Sunday, December 4, 2016

I Owe Luke Cage An Apology


So, months ago, when Luke Cage dropped on Netflix, I immediately watched the first two episodes with some friends.

And I was SO DISAPPOINTED.

Those two episodes were exposition heavy--and not only that, the exposition itself was super clunky.  I was sad, cause I had wanted to love the show madly, and instead I walked away feeling like Netflix had handed the reins to some sub-par show runner and low-balled the iconic black hero.  I was so disappointed that it took me until now to finish the series.


Srsly.  So much exposition.

But gum grafts have a way of getting me binge watching while I'm floating on a sea of pain killers, and since I knew I would watch it eventually, I figured it might as well be now.

Which is why, a week later, I'm aware that I owe the creative team for Luke Cage a HUGE apology.

Were the first two episodes clunkily expository?  Yes.  There's no denying it.  But once they've finished the info dump, the show becomes something mother-fucking magical.  Like, Luke-Cage-Needs-A-Unicorn-Mount-For-Season-Two kinda magical.

Why?

Well...  I'm not sure I can really encapsulate it.  But I'm gonna try.

Hint:  It's not all the damn fine looking people on the show.
Although that didn't hurt.

For one thing, the show isn't really about just one thing.  If I had to pick a theme, I'd say it's about accepting who you are, and filling your proper place in the world.  That concept plays out in both the heroes and the villains, which is fascinating because normally you only see it for a protagonist.  We want our heroes to step into their proper roles, but not our villains.  And yet, Mariah's emotional journey is arguably just as satisfying as Luke's--perhaps even more so for someone like me who is a little tired of the "hero shouldering the mantel of responsibility" trope.  Not, of course, that Luke's story lacks punch.  It is, like the character himself, starkly forthright.  But it's darkly delicious to watch the parallel happening on the villain's side.  A woman who is struggling to pretend she isn't really part of the seedy underbelly, slowly coming to accept her own vicious nature--that's compelling television right there.



Which brings me up to the second thing I loved.  Luke--while not boring--is probably the least complex character on the show, because everyone else is complicated as hell.  They all have such dimension, and it's really a glorious thing.  It also feels real, in a way these shows sometimes don't.  There's a lot more grey area than just "good guys" and "bad guys".  When Luke needs to find Turk, Bobby is the one who reaches out with an offer.  And yet, Bobby is a good guy, right?  I'd say yes, but it's a different kind of morality than we find in the spandex and underoos crowd.  He can be a good guy and still have the occasional load of stolen sneakers to offload.  Turk can be a bad guy, and still say the right thing to Zip.  Misty can be a great cop but lose her temper and rough up a civilian.  We can sort of hate the inspector and still know she's right when she calls Misty to task on her high handed attitude towards the system.  Shades can be a cold-hearted snake and yet we know he doesn't deserve getting strangled in an elevator.  And Cottonmouth?  Damn, his story about broke my heart.

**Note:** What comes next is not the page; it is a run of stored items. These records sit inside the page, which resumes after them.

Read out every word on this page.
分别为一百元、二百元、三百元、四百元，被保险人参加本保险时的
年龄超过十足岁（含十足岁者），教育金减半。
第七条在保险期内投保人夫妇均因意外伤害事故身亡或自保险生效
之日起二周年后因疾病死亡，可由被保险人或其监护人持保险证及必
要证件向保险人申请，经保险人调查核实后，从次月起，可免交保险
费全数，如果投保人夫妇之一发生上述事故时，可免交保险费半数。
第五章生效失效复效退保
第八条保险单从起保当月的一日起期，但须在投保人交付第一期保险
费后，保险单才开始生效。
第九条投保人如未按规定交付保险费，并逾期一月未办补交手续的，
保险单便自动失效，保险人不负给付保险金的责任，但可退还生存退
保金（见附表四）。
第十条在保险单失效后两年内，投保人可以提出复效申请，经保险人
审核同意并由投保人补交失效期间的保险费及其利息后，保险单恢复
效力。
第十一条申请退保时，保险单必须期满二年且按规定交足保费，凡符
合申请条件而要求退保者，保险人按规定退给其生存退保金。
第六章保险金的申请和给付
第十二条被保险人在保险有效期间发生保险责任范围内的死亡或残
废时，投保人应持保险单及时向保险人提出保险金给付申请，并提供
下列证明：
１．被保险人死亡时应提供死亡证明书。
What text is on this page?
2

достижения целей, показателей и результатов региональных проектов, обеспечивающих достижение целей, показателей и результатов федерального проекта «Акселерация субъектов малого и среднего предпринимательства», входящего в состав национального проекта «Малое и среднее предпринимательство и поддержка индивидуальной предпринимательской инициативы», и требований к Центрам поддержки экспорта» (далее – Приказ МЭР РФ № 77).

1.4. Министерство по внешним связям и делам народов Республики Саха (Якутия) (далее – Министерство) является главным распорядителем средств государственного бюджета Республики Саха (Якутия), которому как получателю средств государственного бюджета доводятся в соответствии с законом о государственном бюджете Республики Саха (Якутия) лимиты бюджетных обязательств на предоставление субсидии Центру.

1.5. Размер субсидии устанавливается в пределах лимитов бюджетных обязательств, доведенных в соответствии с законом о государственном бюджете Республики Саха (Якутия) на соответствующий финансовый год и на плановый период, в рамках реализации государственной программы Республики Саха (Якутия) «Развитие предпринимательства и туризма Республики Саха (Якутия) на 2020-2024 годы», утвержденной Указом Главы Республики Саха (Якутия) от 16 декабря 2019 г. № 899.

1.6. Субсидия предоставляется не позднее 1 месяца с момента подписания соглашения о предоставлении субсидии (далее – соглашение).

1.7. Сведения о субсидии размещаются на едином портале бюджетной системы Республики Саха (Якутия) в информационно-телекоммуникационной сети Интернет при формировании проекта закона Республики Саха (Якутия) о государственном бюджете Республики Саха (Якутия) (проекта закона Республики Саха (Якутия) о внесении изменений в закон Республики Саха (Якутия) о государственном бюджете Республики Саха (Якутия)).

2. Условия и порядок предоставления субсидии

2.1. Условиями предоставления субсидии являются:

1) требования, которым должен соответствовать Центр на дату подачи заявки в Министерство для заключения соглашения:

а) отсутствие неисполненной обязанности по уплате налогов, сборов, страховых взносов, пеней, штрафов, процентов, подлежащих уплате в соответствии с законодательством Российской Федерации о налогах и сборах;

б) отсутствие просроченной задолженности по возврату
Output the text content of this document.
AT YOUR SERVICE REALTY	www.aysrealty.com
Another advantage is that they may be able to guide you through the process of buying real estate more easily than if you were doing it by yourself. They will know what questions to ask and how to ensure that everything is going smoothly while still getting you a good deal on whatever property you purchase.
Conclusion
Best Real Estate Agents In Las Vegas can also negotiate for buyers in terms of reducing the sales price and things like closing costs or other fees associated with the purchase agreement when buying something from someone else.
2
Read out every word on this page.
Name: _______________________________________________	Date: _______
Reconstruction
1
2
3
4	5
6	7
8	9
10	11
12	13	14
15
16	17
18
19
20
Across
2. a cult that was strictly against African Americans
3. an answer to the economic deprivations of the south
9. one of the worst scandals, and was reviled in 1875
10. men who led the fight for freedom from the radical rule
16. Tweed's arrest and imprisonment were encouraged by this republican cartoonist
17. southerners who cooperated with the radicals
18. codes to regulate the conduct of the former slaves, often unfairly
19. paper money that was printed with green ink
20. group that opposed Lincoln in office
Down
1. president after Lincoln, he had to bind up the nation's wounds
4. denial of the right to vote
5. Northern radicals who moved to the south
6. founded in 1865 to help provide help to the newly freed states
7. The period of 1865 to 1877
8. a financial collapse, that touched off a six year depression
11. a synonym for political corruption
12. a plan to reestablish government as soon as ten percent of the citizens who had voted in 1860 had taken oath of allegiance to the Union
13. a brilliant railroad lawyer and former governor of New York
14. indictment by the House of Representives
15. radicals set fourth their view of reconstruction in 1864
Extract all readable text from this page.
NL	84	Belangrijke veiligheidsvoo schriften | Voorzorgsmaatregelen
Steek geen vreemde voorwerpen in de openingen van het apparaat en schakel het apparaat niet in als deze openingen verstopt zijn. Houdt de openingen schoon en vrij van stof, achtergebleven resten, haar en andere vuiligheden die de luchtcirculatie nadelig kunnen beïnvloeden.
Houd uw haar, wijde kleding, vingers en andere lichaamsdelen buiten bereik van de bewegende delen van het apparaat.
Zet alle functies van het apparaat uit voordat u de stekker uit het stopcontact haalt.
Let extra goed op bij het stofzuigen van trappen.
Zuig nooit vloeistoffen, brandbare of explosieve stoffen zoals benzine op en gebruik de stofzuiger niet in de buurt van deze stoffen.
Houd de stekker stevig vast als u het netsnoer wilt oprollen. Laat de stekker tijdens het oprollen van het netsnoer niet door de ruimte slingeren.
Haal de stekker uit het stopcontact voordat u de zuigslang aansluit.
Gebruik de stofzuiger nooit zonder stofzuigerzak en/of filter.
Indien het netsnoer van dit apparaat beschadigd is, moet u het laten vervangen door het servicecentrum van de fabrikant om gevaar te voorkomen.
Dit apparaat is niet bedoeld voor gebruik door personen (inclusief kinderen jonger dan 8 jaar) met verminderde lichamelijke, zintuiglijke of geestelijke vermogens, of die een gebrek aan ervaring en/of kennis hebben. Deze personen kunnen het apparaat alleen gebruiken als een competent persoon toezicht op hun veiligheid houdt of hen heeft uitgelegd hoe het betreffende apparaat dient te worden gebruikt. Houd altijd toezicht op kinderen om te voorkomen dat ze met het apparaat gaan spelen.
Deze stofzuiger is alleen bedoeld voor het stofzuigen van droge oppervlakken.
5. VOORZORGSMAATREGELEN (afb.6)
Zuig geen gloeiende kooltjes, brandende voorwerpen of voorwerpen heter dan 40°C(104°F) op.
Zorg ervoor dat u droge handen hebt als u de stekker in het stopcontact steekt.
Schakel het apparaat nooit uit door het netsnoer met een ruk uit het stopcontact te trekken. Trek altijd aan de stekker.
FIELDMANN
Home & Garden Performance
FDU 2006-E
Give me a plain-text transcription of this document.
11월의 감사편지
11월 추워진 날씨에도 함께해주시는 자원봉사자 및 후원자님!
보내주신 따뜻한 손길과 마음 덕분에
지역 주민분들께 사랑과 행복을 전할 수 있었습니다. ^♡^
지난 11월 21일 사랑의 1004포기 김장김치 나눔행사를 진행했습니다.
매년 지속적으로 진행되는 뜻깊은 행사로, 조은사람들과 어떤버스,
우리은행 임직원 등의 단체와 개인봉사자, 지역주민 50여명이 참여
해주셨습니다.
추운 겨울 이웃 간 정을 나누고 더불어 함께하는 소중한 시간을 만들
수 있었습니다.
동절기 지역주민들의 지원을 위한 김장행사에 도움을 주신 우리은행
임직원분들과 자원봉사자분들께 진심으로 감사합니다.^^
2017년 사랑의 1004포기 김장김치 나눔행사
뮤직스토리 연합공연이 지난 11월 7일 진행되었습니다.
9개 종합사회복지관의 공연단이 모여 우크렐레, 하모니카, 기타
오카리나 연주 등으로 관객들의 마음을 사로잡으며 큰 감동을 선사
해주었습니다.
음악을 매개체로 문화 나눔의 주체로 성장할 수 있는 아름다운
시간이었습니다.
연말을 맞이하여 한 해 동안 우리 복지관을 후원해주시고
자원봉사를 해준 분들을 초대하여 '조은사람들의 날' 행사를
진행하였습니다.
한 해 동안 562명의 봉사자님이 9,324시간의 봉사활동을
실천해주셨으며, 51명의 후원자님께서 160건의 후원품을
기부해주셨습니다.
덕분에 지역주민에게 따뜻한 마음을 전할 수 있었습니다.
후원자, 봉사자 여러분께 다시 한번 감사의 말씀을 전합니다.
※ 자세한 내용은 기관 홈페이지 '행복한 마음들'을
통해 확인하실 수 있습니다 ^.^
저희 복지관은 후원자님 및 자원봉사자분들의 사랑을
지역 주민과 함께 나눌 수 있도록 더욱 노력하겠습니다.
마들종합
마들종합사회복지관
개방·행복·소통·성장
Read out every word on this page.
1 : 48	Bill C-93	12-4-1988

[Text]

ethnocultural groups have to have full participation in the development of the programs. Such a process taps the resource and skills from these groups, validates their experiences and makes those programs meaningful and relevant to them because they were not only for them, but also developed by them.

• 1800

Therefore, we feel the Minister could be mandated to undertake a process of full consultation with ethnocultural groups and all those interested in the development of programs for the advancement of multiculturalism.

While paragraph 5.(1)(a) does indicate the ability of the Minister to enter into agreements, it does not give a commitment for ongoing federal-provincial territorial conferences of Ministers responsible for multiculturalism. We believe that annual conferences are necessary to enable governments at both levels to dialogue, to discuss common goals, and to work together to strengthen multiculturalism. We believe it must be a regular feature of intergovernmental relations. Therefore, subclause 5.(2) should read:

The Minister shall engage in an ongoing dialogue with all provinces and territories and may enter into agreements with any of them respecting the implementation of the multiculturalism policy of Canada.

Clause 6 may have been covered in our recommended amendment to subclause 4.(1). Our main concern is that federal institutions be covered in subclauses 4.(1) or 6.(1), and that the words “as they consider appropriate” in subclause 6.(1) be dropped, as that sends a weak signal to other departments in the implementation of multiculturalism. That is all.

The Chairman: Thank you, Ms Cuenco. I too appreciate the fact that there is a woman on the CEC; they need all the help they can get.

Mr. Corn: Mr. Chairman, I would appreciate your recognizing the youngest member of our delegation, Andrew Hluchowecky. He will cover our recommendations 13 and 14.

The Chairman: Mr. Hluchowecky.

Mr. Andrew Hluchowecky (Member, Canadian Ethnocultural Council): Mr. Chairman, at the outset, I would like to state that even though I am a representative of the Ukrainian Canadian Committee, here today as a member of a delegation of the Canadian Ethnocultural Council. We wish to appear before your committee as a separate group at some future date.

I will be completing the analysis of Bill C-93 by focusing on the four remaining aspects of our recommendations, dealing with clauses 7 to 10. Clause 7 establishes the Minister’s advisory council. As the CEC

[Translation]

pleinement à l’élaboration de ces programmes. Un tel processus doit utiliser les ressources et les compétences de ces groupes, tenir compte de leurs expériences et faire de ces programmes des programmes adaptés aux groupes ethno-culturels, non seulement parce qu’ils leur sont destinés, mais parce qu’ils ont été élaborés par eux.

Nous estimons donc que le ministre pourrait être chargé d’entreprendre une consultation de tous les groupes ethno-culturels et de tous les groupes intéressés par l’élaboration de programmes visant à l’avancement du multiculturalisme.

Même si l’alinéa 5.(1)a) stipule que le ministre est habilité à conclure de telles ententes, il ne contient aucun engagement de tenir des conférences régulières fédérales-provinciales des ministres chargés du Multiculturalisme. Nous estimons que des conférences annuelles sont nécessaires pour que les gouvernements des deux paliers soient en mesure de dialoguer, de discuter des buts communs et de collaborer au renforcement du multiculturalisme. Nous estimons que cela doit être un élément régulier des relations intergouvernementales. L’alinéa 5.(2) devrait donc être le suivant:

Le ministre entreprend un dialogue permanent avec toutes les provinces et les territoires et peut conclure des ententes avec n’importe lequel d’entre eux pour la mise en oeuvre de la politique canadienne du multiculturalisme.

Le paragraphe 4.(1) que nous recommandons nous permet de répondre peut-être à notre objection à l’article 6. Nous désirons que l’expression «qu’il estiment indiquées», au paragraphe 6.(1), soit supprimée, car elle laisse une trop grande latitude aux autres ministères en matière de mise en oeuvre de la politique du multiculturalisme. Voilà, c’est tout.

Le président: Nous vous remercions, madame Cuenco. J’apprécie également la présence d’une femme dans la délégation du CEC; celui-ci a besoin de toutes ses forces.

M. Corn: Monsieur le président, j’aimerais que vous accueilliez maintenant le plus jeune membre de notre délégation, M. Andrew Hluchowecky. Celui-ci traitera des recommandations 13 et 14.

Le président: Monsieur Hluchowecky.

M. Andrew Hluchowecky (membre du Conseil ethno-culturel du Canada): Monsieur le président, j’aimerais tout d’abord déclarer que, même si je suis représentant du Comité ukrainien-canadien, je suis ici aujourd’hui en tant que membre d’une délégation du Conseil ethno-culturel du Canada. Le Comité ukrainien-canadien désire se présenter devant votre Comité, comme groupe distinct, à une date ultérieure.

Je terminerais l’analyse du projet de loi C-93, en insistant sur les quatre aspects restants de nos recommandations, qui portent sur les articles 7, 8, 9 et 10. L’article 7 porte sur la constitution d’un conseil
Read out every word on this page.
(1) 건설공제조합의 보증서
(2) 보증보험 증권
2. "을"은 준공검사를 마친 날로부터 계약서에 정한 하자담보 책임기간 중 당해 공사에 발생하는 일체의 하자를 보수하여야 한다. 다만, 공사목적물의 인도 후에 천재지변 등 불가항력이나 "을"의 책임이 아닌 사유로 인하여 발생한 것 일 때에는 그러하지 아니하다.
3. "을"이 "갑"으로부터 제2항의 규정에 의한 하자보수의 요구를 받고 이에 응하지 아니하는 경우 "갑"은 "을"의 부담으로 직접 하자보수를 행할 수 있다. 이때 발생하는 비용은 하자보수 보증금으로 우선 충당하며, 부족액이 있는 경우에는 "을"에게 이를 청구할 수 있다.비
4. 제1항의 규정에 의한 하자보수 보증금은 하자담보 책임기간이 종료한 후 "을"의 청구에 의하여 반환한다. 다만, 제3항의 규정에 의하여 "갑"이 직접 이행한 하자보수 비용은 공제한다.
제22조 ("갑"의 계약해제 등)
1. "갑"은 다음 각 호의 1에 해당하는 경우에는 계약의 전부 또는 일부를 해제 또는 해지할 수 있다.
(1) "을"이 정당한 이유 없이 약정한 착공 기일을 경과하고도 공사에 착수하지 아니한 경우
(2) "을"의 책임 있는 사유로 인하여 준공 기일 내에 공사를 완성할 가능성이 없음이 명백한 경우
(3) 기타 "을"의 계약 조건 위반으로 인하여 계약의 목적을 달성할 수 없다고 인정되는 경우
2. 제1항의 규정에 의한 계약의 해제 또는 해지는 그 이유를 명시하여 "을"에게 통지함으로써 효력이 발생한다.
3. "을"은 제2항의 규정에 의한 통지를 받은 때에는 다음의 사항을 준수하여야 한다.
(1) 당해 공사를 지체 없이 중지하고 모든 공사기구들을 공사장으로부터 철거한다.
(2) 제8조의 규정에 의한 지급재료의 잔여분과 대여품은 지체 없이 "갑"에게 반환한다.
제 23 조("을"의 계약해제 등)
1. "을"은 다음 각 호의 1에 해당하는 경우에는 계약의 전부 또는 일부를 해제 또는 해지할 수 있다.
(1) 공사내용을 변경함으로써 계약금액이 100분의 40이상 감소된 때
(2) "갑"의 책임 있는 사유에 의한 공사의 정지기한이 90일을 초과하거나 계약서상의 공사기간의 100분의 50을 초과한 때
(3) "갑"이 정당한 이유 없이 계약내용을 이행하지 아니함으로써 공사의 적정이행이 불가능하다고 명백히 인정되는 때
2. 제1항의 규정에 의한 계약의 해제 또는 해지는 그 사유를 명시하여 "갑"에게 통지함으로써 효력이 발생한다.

Third, I'm fascinated to see how the whole Luke/Misty/Claire dynamic plays out.  I am not blind to the fact that, in a way, this all started with Papa Lucas, and the fact that two women loved him.  Maybe the show won't go there.  Maybe they'll chicken out, and the thing with Misty will just end up being a one night stand, but I really hope they have the chutzpah to see it through.  Daredevil totally shit the bed when they tried to give their hero a complicated love life.  I'm betting Luke Cage can do better.



Those are all great reasons to love the show, but they don't really get to the heart of why I loved Luke Cage.

In the end, I don't think that the show was really written for me.  I can't say for sure, because I only have an outsiders perspective, but I think it was probably written for the black community.  There were moments, watching it, when it was like being with two friends who are telling a private joke.  You don't get it, but you know it's happening.


And yet, it didn't really feel exclusionary.  They weren't trying to hide the point.  The moral in the story wasn't coyly disguised as a dragon eating a maiden or something.  No, it was right there, spoken in turn by various characters, all summed up at the end by Luke.  And the moral--that was why I really loved the show.  Because while it might have been originally written with the black community in mind, over the past month it's come to feel extremely relevant to all of us.

This burden is bigger than you.  Or me.  People are scared.  But they can't be paralyzed by that fear.  You have to fight for what's right, every single day, bulletproof skin or not.  You can't just not snitch, or turn away, or take money under the table because life has turned you sour.  When did people stop caring?  Harlem is supposed to represent our hopes and dreams.  It's the pinnacle of black art.  Politics.  Innovation.  It's supposed to be a shining light to the world.  It's our responsibility to push forward, so that the next generation will be further along than us.

So, yeah.  I'm so sorry, Luke Cage.  I should have binge watched the whole thing right away.  And yet, I'm not sad that I got to hear that speech for the first time this week.  You may not have written it for me, but it still did me a world of good to hear it, and I'm grateful.